Palnaes Hansen C, Lanng C, Christensen A, Thagaard C S, Lassen M, Klaerke A, Tønnesen H, Ostgaard S E
Department of Gastrointestinal Surgery C, Rigshospitalet, University of Copenhagen, Denmark.
Acta Chir Scand. 1988 Apr;154(4):287-9.
Sixteen patients were treated for gastrocolic fistula arising as a complication of peptic ulcer (11 cases), colonic perforation (2), gastric cancer (1), colonic cancer (1) or pancreatitis (1). The predominant symptoms were diarrhoea, weight loss and abdominal pain. Barium meal and barium enema were the most reliable means of diagnosis, and no fistula was gastroscopically demonstrable.
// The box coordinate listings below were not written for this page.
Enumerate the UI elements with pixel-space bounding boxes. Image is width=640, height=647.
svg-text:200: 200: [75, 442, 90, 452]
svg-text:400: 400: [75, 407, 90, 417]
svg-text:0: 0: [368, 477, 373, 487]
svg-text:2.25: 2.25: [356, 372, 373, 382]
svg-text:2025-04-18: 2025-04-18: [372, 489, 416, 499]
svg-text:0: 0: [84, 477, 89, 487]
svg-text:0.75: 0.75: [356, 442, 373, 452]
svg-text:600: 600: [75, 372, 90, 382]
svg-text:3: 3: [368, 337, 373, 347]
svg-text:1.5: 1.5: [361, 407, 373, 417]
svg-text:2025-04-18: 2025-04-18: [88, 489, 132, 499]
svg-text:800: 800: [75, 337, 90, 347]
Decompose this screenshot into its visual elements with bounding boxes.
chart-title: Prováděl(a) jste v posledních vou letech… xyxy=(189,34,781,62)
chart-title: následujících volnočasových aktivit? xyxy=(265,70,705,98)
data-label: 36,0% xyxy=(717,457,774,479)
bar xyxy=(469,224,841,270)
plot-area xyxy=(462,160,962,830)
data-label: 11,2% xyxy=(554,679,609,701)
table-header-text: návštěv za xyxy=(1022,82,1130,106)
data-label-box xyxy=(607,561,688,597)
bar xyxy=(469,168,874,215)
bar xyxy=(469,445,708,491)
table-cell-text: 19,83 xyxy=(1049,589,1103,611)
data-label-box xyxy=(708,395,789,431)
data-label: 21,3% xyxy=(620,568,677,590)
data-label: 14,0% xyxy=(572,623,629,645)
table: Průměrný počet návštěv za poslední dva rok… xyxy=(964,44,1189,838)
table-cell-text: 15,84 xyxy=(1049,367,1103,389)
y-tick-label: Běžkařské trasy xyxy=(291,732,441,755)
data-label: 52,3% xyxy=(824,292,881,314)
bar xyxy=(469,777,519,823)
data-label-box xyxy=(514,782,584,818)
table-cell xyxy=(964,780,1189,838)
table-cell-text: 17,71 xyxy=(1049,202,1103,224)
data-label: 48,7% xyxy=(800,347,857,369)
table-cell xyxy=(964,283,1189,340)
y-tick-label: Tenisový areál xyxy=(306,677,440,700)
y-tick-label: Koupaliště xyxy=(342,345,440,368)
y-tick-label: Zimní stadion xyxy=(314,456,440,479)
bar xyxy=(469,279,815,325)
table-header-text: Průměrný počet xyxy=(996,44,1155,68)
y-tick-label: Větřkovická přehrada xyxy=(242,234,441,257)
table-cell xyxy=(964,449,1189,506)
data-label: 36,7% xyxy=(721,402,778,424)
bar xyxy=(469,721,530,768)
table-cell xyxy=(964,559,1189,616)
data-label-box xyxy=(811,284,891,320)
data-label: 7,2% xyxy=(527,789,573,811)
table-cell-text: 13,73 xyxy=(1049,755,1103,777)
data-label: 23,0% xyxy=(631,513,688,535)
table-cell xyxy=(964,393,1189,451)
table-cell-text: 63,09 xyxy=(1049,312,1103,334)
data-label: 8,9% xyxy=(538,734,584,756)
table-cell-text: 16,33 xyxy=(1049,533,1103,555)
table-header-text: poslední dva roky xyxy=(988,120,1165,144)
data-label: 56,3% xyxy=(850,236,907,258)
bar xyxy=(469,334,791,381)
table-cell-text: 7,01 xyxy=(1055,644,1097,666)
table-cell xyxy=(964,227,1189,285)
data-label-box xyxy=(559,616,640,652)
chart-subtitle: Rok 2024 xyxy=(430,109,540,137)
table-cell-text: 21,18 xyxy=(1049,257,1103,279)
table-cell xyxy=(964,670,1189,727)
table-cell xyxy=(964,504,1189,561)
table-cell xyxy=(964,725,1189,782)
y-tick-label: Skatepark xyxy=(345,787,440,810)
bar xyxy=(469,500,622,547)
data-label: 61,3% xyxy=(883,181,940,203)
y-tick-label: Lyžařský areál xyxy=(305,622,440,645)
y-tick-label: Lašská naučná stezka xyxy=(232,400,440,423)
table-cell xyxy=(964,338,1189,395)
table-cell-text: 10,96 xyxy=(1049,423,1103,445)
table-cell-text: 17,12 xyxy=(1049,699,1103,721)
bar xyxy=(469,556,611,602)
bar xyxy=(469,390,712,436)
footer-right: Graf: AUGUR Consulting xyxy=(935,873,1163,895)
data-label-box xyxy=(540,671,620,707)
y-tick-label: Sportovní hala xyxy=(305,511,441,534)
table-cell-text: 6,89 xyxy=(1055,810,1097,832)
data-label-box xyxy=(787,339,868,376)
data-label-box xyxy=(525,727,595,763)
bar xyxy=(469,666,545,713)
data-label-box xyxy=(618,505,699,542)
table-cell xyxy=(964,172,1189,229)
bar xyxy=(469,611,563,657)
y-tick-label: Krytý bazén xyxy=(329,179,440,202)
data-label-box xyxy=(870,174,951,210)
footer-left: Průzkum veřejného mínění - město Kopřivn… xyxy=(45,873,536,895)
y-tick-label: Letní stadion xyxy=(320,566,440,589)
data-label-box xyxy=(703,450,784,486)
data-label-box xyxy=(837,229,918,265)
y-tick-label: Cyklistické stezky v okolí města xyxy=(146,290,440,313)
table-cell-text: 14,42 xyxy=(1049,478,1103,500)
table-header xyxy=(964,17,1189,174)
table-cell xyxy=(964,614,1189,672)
A one-stage en bloc resection of the involved gastrocolic region was performed in eight cases. Other operations were simple excision (3), gastric resection with closure of the colonic wall (2) and colectomy with closure of the gastric wall (2). In one case cure was achieved with cimetidine, without surgical intervention. Four patients died postoperatively and two had recurrence of fistula.
16例患者因消化性溃疡(11例)、结肠穿孔(2例)、胃癌(1例)、结肠癌(1例)或胰腺炎(1例)并发症导致胃结肠瘘而接受治疗。主要症状为腹泻、体重减轻和腹痛。钡餐和钡灌肠是最可靠的诊断方法,胃镜检查未发现瘘管。8例患者对受累胃结肠区域进行了一期整块切除。其他手术包括单纯切除(3例)、胃切除并封闭结肠壁(2例)和结肠切除并封闭胃壁(2例)。1例患者使用西咪替丁治疗,未进行手术干预而治愈。4例患者术后死亡,2例患者瘘管复发。